Dozens of Coptic Christians in Upper Egypt are rebuilding their lives after Muslim extremists on Friday (Nov. 25) attacked them on suspicions that they were converting a meeting hall and community center into a church building.
After noon prayers in Al-Nagameesh village in Sohag Governorate, a group of Muslims set ablaze the community center for the elderly. They then moved on to the village, where they looted and attacked more than 10 homes and a handful of businesses, all Coptic-owned, with Molotov cocktails and stones.
The fire gutted the events hall and left other buildings in ruins, according to human rights activists who requested anonymity for security reasons. Four Copts were slightly injured in the attack.
Because there is no church building in the village, the events hall and community center was the focal point for Al-Nagameesh’s minority Christian community of about 2,000 people. Funerals, weddings and sometimes prayers were held there. A village priest identified only as Father Marqrious reportedly said that the building also had a nursery inside.

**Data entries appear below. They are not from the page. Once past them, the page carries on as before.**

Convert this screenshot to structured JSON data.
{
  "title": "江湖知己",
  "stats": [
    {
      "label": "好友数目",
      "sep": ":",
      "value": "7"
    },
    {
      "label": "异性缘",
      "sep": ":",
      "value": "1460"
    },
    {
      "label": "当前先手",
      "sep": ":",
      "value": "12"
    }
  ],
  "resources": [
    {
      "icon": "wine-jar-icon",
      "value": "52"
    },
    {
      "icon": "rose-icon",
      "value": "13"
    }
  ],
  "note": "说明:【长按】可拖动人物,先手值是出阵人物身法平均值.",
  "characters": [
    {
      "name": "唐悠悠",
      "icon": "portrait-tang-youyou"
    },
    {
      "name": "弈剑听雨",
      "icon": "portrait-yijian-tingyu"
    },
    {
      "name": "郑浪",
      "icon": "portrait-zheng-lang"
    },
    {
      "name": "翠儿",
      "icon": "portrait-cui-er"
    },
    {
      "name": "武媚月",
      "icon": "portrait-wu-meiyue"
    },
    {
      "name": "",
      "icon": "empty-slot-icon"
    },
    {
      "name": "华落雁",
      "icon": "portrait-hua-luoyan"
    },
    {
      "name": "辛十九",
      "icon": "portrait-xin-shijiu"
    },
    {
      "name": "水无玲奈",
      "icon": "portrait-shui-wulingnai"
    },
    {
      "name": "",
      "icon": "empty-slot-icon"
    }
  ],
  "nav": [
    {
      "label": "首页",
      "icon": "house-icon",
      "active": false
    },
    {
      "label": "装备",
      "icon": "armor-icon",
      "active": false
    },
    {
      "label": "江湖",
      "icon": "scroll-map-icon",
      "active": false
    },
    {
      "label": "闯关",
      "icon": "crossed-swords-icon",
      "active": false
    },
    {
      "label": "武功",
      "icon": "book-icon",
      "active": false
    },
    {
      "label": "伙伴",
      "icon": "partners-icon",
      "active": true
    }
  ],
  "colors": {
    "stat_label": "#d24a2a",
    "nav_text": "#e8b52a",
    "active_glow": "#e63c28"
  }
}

The problems started three days before the attack, when Marqrious held a service at the center to mark the one-year anniversary of his father’s death. For unknown reasons, Muslim villagers who heard about the service thought the center was going to be changed into a church building, according to human rights advocates.
Two days before the attack, Muslim extremists went through the town handing out leaflets rejecting the establishment of any church building in the village and demanding faithful Muslims attack the hall and center.
The mob blocked firefighter access to the village and cut off the water supply, and firefighters were unable to reach the burning building until police showed up and suppressed the rioting crowd with tear gas. Police arrested 29 attackers, later releasing 15 of them. Fourteen remained in custody Wednesday (Nov. 30) pending an investigation.
Later on Friday (Nov. 25), the governor of Sohag, Ayman Mohamed Abdel Monaem, ordered a reconciliation meeting among the Christian and Muslim elders of the village to calm tensions.
The attack in Al-Nagameesh came three months after parliament passed a law regulating the building of churches in Egypt. The Egyptian government celebrated the law, but human rights advocates said it merely codified discriminatory standards between Muslims and Christians in Egypt for building houses of worship.
“The new law allows governors to deny church-building permits with no stated way to appeal, requires that churches be built 'commensurate with' the number of Christians in the area, and contains security provisions that risk subjecting decisions on whether to allow church construction to the whims of violent mobs,” according to a statement from Human Rights Watch.